Luziana Suzuki Brambila, médica pediatra do Hospital São Francisco, de Cambé, conta que o atendimento à criança exige a adoção de métodos de avaliação adaptados, com o uso de brinquedos, por exemplo, e um tempo maior para a coleta de informações. Segundo ela, a linguagem e o comportamento usados na assistência pediátrica são cruciais para ganhar a confiança da criança.
“Devemos usar uma linguagem clara, afetiva e carinhosa, e utilizar recursos lúdicos e brinquedos para deixá-la mais confortável e segura durante a consulta, permitindo que ela expresse suas dores, sentimentos e emoções”, explica.
Crianças possuem sistemas fisiológicos em constante desenvolvimento, tornando-as mais vulneráveis a substâncias e doses de medicamentos. A capacidade de comunicação e entendimento variam com a idade. Por isso, há risco quando elas não têm acesso ao profissional médico especialista na infância. Além de doses e medicações específicas, exames de imagem, como raios-X, são usados com cautela em crianças, devido à maior suscetibilidade delas à radiação, sendo realizados apenas quando estritamente necessários e com avaliação criteriosa do médico.

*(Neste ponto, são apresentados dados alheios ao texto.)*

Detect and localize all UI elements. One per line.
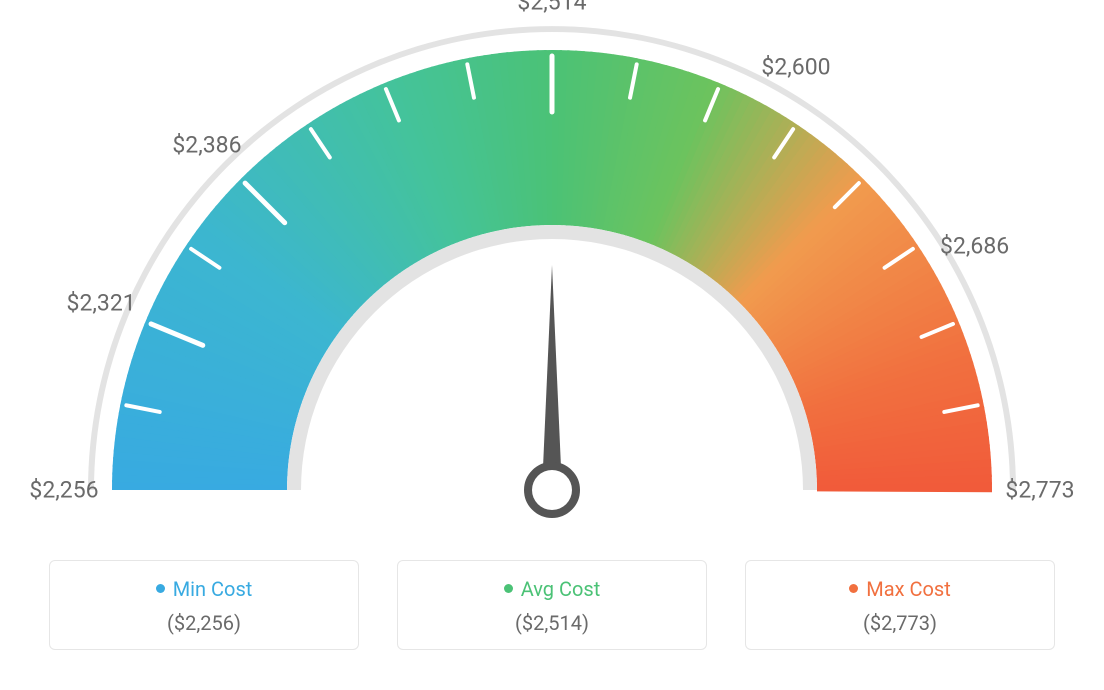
gauge-tick-label: $2,514 xyxy=(517,0,586,16)
gauge-tick-label: $2,386 xyxy=(172,131,241,158)
gauge-tick-label: $2,256 xyxy=(29,477,98,504)
legend-title-min: Min Cost xyxy=(60,577,348,601)
gauge-tick-label: $2,321 xyxy=(67,290,136,317)
legend-title-text: Avg Cost xyxy=(521,577,601,601)
legend-title-text: Max Cost xyxy=(866,577,951,601)
gauge-tick-label: $2,773 xyxy=(1005,477,1074,504)
legend-card-max: Max Cost ($2,773) xyxy=(745,560,1055,650)
cost-gauge-infographic: $2,256 $2,321 $2,386 $2,514 $2,600 $2,686 $2,7… xyxy=(0,0,1104,690)
legend-value-max: ($2,773) xyxy=(756,611,1044,635)
dot-icon xyxy=(849,584,858,593)
gauge-tick-label: $2,600 xyxy=(761,54,830,81)
legend-title-text: Min Cost xyxy=(173,577,253,601)
legend-value-avg: ($2,514) xyxy=(408,611,696,635)
legend-value-min: ($2,256) xyxy=(60,611,348,635)
legend-card-min: Min Cost ($2,256) xyxy=(49,560,359,650)
legend-row: Min Cost ($2,256) Avg Cost ($2,514) Max … xyxy=(0,560,1104,650)
gauge-area: $2,256 $2,321 $2,386 $2,514 $2,600 $2,686 $2,7… xyxy=(0,0,1104,540)
legend-card-avg: Avg Cost ($2,514) xyxy=(397,560,707,650)
gauge-tick-label: $2,686 xyxy=(940,233,1009,260)
dot-icon xyxy=(504,584,513,593)
legend-title-max: Max Cost xyxy=(756,577,1044,601)
gauge-svg xyxy=(0,0,1104,540)
legend-title-avg: Avg Cost xyxy=(408,577,696,601)
dot-icon xyxy=(156,584,165,593)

“Procedimentos invasivos ou que possam causar desconforto excessivo são geralmente evitados ou modificados para minimizar o estresse e a dor, priorizando a segurança e o bem-estar da criança”, afirma Luziana.
Impacto emocional
A abordagem, o acolhimento e o atendimento na área da saúde podem impactar de maneira positiva ou muito negativa na vida da criança. A psicóloga especialista em terapia familiar sistêmica, Fernanda Barutta Pierri, afirma que muitos medos e angústias relacionados à ida ao médico ou ao hospital vêm de uma experiência traumática na infância. Segundo ela, esses sentimentos ruins relacionados à experiência passada, podem atrapalhar, inclusive, no processo de tratamento e melhora do paciente.

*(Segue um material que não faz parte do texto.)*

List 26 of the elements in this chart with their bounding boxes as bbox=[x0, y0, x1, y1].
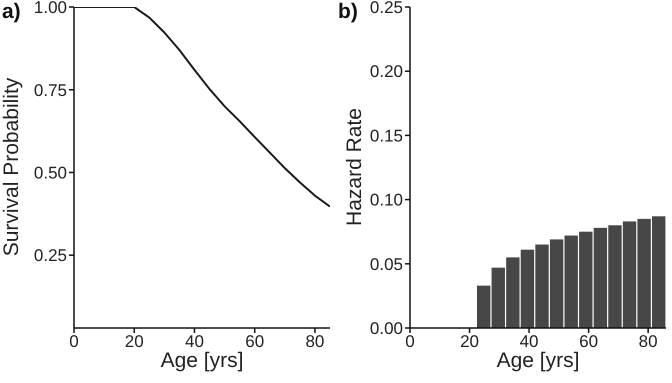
y-axis-title: Hazard Rate bbox=[343, 108, 366, 226]
x-tick-label: 0 bbox=[405, 332, 415, 352]
x-tick-label: 80 bbox=[638, 332, 658, 352]
y-tick-label: 0.25 bbox=[370, 0, 403, 18]
x-tick-label: 0 bbox=[69, 332, 79, 352]
x-axis-title: Age [yrs] bbox=[160, 349, 244, 372]
x-tick-label: 80 bbox=[305, 332, 324, 352]
x-tick-label: 40 bbox=[520, 332, 539, 352]
y-tick-label: 1.00 bbox=[34, 0, 67, 18]
x-tick-label: 60 bbox=[579, 332, 598, 352]
x-tick-label: 60 bbox=[245, 332, 264, 352]
x-tick-label: 20 bbox=[460, 332, 479, 352]
x-tick-label: 40 bbox=[185, 332, 204, 352]
y-tick-label: 0.15 bbox=[370, 126, 403, 146]
y-tick-label: 0.25 bbox=[34, 246, 67, 266]
y-axis-title: Survival Probability bbox=[0, 78, 23, 256]
y-tick-label: 0.50 bbox=[34, 164, 67, 182]
y-tick-label: 0.75 bbox=[34, 80, 67, 100]
y-tick-label: 0.10 bbox=[370, 190, 403, 210]
y-tick-label: 0.05 bbox=[370, 254, 403, 274]
y-tick-label: 0.00 bbox=[370, 319, 403, 338]
y-tick-label: 0.20 bbox=[370, 62, 403, 82]
x-axis-title: Age [yrs] bbox=[496, 349, 580, 372]
chart-title: b) bbox=[338, 0, 358, 24]
chart-title: a) bbox=[2, 0, 21, 24]
x-tick-label: 20 bbox=[124, 332, 144, 352]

De acordo com Fernanda, a postura dos pais ou responsáveis também interfere no sucesso da recuperação da criança que está doente. Ela explica que um pai ou uma mãe que age de maneira natural diante do quadro de saúde, que dá a importância devida, mas sem exageros, coloca o filho ou filha numa posição mais tranquila, o que acelera a melhora. Por outro lado, quando há excessos, seja por desinteresse ou por preocupação excessiva, o tratamento pode ser prejudicado.